Performance Comparison of Multiple Algorithms

Download Data

Suppose we want to evaluate algorithm performance on the Procgen benchmark. First, download the data from rllte-hub:

example.py

# load packages
from rllte.evaluation import Performance, Comparison, min_max_normalize
from rllte.hub.datasets import Procgen, Atari
import numpy as np
# load scores
procgen = Procgen()
procgen_scores = procgen.load_scores()
print(procgen_scores.keys())
# get ppo-normalized scores
ppo_norm_scores = dict()
MIN_SCORES = np.zeros_like(procgen_scores['ppo'])
MAX_SCORES = np.mean(procgen_scores['ppo'], axis=0)
for algo in procgen_scores.keys():
    ppo_norm_scores[algo] = min_max_normalize(procgen_scores[algo],
                                              min_scores=MIN_SCORES,
                                              max_scores=MAX_SCORES)

# Output:
# dict_keys(['ppg', 'mixreg', 'ppo', 'idaac', 'plr', 'ucb-drac'])

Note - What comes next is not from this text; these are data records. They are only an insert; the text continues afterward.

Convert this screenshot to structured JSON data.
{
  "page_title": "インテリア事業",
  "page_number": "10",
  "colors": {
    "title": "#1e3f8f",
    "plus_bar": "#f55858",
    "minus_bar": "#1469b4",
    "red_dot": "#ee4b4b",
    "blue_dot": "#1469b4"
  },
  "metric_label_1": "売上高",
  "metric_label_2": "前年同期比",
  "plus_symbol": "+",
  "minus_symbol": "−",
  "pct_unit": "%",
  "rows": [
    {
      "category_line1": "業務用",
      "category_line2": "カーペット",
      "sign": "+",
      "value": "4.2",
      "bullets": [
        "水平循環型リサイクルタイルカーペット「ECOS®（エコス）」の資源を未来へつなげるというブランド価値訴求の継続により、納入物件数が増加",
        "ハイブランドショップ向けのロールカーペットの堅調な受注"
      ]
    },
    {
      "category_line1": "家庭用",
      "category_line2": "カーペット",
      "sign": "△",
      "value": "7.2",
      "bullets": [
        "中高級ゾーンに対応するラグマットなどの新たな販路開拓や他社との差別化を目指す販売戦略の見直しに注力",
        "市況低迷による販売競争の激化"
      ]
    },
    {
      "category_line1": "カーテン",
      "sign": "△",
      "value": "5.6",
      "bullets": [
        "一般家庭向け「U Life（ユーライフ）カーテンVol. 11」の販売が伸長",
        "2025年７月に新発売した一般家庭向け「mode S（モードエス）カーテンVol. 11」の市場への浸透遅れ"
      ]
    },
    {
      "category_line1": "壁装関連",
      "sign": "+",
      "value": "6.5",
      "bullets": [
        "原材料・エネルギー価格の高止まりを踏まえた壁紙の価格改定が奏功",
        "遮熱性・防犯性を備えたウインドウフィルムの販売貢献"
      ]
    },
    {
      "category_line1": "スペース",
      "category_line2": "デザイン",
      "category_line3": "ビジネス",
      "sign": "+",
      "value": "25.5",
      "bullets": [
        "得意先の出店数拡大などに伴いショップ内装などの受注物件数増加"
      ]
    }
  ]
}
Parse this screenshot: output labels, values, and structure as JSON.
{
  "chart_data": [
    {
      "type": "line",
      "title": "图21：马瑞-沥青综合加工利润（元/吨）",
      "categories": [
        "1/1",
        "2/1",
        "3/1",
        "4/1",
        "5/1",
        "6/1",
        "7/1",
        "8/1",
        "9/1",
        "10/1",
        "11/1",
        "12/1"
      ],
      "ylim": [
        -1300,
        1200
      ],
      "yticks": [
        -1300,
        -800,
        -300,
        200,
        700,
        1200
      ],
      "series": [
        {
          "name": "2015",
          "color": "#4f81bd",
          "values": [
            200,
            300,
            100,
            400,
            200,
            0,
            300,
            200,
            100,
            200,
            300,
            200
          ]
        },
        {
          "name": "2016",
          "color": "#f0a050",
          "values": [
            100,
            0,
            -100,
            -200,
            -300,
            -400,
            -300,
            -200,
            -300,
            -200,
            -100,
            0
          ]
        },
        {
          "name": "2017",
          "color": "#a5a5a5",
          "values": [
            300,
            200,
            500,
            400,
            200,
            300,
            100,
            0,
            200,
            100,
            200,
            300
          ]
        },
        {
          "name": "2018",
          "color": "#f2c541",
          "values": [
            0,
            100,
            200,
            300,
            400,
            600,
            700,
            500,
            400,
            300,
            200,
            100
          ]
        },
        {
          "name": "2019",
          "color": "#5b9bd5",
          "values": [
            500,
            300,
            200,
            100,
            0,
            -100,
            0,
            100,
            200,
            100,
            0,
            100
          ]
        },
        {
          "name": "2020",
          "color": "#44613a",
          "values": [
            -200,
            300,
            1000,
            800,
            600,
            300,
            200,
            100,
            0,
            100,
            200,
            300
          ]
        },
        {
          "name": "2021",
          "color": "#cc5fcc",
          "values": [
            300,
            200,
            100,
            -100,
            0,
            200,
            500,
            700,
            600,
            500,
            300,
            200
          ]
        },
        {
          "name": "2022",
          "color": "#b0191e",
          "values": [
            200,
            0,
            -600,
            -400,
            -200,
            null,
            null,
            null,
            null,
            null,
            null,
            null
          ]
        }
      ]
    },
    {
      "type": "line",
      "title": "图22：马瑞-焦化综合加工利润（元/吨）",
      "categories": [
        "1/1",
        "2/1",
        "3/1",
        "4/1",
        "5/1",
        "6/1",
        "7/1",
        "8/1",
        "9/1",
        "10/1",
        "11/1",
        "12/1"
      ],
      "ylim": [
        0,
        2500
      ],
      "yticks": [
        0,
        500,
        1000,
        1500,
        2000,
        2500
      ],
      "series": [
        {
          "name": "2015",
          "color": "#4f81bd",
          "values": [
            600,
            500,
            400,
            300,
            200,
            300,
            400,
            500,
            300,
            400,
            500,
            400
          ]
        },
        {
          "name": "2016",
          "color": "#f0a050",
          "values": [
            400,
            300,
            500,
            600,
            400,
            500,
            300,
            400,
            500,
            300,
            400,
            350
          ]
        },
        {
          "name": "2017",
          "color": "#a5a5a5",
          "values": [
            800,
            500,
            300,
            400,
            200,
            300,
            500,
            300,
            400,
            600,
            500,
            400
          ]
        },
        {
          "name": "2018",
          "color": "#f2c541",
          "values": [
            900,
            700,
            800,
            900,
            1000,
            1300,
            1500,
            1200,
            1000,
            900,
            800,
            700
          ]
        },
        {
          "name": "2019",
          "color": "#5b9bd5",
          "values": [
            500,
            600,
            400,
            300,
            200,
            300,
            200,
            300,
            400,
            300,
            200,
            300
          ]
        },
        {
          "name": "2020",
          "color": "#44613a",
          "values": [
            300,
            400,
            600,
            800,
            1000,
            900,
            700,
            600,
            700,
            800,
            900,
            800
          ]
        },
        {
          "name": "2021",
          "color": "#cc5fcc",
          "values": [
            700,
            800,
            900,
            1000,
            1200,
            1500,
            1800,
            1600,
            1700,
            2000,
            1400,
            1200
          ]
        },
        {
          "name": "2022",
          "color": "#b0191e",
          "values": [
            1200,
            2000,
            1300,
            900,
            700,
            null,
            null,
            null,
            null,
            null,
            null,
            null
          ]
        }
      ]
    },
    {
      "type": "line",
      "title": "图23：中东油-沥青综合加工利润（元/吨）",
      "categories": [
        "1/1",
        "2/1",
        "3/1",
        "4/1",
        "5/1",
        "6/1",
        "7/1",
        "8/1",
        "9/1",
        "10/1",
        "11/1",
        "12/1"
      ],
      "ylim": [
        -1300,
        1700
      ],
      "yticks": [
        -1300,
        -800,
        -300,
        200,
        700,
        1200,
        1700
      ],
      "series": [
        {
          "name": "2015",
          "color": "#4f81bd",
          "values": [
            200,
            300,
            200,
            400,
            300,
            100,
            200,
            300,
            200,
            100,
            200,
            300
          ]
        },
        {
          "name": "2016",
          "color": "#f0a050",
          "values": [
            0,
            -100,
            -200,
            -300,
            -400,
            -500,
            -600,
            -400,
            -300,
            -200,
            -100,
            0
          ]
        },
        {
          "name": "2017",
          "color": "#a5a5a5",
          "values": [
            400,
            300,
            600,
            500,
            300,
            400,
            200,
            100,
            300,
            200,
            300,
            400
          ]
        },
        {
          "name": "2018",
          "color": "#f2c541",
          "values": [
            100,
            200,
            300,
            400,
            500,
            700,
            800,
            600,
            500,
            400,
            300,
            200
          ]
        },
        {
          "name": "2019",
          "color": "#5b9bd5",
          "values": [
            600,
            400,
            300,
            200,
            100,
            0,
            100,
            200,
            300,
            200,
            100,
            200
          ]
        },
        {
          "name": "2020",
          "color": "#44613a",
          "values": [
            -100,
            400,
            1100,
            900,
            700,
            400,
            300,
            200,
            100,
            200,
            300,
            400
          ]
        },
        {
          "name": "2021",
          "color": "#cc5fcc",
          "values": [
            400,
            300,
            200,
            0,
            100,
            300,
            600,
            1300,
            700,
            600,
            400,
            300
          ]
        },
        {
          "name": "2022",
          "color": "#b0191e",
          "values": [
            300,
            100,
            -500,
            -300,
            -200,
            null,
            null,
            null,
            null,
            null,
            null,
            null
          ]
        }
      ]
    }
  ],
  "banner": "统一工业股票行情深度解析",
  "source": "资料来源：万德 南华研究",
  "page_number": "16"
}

For each algorithm, this will return a NdArray of size (10 x 16) where scores[n][m] represent the score on run n of task m.

Performance Comparison

Comparison module allows you to compare the performance between two algorithms:

example.py

comp = Comparison(scores_x=ppo_norm_scores['PPG'],
                  scores_y=ppo_norm_scores['PPO'],
                  get_ci=True)
comp.compute_poi()

# Output:
# (0.8153125, array([[0.779375  ], [0.85000781]]))

This indicates the overall probability of imporvement of PPG over PPO is 0.8153125.

Available metrics:

Metric	Remark
`.compute_poi`	Compute the overall probability of imporvement of algorithm `X` over `Y`.